Release from Lanark County Council
Council passed a motion to continue a roadside weed spraying program in 2016 for all county roads for two consecutive years, and then to proceed with biannual spraying of 50 per cent of the road system starting in year three. The decision follows a report from the public works department about the results of the 2015 trial program.
The program was initiated as a strategy to combat wild parsnip, which is a noxious, invasive plant that is becoming increasingly common in the county. In 2015, the public works department received many calls from the public expressing concern about the weed and about the health hazards associated with it. In the first year, controlled herbicide spraying by a qualified, licenced contractor was completed along 80 km of county roads using Clearview, which selectively kills broadleaf weeds but not grasses. Notification of the spraying was advertised through various means, and the county received no requests for “no spraying” signs.

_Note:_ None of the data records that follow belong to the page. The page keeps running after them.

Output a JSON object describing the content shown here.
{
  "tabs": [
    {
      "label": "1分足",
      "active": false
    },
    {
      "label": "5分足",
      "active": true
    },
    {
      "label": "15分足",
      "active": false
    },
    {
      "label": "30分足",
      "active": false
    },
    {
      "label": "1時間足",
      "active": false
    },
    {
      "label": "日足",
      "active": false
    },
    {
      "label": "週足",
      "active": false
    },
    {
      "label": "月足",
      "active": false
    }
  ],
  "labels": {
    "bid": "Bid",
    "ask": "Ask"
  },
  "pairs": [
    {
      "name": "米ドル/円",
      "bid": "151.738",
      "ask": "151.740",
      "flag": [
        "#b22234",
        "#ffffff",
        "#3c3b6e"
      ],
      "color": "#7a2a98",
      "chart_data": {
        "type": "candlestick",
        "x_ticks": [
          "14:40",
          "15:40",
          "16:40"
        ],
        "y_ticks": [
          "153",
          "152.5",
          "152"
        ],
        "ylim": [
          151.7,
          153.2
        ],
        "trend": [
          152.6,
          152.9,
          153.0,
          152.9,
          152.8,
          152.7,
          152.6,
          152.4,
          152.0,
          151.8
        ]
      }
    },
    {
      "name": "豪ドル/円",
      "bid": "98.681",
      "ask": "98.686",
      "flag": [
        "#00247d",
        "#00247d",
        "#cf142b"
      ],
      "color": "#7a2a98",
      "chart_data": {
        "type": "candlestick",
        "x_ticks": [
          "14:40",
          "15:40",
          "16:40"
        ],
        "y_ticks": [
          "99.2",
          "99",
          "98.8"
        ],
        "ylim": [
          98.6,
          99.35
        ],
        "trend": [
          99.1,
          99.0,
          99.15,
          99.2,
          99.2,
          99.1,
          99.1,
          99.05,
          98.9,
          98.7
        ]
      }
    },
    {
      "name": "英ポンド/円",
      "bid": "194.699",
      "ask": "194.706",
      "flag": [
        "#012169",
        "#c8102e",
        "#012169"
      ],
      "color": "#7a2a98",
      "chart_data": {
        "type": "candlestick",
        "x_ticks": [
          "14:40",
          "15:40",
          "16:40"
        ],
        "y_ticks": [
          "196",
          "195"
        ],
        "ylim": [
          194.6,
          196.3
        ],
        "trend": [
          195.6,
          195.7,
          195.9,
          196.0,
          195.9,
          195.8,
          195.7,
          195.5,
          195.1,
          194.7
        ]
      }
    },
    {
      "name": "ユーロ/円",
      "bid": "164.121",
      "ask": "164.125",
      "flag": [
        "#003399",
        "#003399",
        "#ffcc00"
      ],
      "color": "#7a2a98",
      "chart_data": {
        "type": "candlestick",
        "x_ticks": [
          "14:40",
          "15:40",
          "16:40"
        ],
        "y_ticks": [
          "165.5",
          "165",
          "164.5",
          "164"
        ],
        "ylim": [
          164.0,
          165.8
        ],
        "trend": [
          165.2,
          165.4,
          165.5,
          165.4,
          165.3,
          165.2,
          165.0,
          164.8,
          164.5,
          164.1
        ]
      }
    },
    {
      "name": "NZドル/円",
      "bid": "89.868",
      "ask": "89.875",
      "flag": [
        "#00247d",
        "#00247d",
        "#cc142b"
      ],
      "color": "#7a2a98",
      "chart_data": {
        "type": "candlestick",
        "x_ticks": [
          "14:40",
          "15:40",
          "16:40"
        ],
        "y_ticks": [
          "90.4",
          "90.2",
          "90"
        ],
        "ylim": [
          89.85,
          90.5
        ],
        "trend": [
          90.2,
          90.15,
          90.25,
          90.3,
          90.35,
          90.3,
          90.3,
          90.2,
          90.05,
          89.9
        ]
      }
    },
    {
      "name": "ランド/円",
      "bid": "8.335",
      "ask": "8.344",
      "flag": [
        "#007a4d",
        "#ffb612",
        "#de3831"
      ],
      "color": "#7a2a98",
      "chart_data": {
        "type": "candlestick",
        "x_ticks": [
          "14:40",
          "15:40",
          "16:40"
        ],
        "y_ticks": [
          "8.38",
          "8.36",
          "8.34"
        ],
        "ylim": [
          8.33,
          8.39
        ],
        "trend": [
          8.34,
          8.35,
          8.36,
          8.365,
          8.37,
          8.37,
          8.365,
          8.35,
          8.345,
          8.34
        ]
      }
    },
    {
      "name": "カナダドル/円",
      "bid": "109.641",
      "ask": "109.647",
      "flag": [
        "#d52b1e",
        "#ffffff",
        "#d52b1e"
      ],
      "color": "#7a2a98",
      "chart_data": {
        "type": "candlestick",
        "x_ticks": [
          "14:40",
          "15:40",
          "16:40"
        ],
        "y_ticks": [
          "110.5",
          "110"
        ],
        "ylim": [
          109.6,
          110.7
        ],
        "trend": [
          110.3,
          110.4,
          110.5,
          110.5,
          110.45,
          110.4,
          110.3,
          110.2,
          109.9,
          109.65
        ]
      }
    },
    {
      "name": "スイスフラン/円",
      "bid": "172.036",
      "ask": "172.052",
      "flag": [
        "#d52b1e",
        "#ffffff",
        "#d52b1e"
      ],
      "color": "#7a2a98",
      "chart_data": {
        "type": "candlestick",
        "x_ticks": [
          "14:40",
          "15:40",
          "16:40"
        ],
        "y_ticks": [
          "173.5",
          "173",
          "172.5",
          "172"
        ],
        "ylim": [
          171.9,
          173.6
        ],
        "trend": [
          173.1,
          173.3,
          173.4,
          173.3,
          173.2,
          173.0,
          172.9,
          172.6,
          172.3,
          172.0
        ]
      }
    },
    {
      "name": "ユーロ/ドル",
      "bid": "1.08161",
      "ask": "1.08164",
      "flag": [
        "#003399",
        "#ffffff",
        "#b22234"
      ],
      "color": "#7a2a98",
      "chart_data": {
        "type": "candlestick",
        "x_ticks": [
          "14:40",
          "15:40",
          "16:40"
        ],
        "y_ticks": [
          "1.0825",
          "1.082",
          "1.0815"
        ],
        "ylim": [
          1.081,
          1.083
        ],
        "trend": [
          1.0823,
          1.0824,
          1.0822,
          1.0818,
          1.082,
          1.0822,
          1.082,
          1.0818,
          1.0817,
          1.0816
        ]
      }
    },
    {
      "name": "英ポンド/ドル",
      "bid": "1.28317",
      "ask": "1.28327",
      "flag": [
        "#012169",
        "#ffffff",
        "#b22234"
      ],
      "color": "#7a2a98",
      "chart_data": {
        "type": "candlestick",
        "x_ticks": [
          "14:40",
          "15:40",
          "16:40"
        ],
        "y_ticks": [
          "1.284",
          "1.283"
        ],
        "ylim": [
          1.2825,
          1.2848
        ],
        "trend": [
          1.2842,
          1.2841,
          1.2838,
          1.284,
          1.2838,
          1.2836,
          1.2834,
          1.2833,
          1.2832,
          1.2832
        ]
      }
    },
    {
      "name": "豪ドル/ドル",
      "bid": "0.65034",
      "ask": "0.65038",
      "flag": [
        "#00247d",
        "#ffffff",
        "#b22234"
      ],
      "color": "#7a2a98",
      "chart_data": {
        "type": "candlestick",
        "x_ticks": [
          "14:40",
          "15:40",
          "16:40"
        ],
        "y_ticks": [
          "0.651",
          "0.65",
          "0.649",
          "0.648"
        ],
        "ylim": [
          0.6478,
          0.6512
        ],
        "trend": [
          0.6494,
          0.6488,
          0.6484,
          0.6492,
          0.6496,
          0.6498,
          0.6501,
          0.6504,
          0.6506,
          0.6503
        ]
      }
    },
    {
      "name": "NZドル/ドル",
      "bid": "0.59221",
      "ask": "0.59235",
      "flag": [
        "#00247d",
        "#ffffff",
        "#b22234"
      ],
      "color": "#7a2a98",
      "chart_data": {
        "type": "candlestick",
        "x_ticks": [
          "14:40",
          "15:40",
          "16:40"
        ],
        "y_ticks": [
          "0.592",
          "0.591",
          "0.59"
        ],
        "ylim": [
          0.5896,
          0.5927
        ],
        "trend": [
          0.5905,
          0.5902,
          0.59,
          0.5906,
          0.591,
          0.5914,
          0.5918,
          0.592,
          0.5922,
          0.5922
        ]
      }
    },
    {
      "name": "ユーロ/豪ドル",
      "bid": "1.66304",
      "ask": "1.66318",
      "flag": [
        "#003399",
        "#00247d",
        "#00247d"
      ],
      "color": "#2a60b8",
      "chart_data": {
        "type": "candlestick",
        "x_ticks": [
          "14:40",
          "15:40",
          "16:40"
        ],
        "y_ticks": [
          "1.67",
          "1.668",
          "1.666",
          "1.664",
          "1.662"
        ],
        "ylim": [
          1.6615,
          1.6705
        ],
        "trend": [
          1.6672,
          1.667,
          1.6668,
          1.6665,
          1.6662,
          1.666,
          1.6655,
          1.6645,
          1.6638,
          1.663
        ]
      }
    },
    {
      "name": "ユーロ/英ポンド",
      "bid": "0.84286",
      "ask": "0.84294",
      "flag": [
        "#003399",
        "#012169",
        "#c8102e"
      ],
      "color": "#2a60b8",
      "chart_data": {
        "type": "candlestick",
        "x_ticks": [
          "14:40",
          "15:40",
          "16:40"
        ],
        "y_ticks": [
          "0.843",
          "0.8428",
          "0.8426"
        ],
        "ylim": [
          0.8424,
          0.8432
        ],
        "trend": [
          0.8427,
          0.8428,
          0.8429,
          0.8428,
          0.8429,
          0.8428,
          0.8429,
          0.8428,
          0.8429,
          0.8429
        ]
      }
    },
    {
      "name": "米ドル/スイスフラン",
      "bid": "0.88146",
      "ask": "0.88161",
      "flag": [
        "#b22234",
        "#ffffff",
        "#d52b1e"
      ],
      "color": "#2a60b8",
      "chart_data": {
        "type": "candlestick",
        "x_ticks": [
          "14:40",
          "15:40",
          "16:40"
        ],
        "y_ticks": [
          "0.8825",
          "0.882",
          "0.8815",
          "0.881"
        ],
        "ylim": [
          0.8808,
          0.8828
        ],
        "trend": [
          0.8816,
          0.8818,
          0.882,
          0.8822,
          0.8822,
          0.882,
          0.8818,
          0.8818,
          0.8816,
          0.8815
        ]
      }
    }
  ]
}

The effects of spraying were monitored and an 80- to 90-per cent effectiveness rate was observed, with no indication of wild parsnip regrowth one month after it was completed. A weed audit completed on the entire county road system showed about 95 per cent of the road sections contained wild parsnip or other noxious weeds within the road allowance, and concern about safety of volunteers due to health hazards associated with wild parsnip led to the cancellation of the fall Adopt-a-Road program.
“Controlling wild parsnip would contribute to the safety of public works personnel and the general public,” says Terry McCann, Director of Public Works. Many residents have asked for greater controls of wild parsnip. Ongoing monitoring of the effectiveness will be undertaken, along with continuous liaising with industry experts and adjacent counties.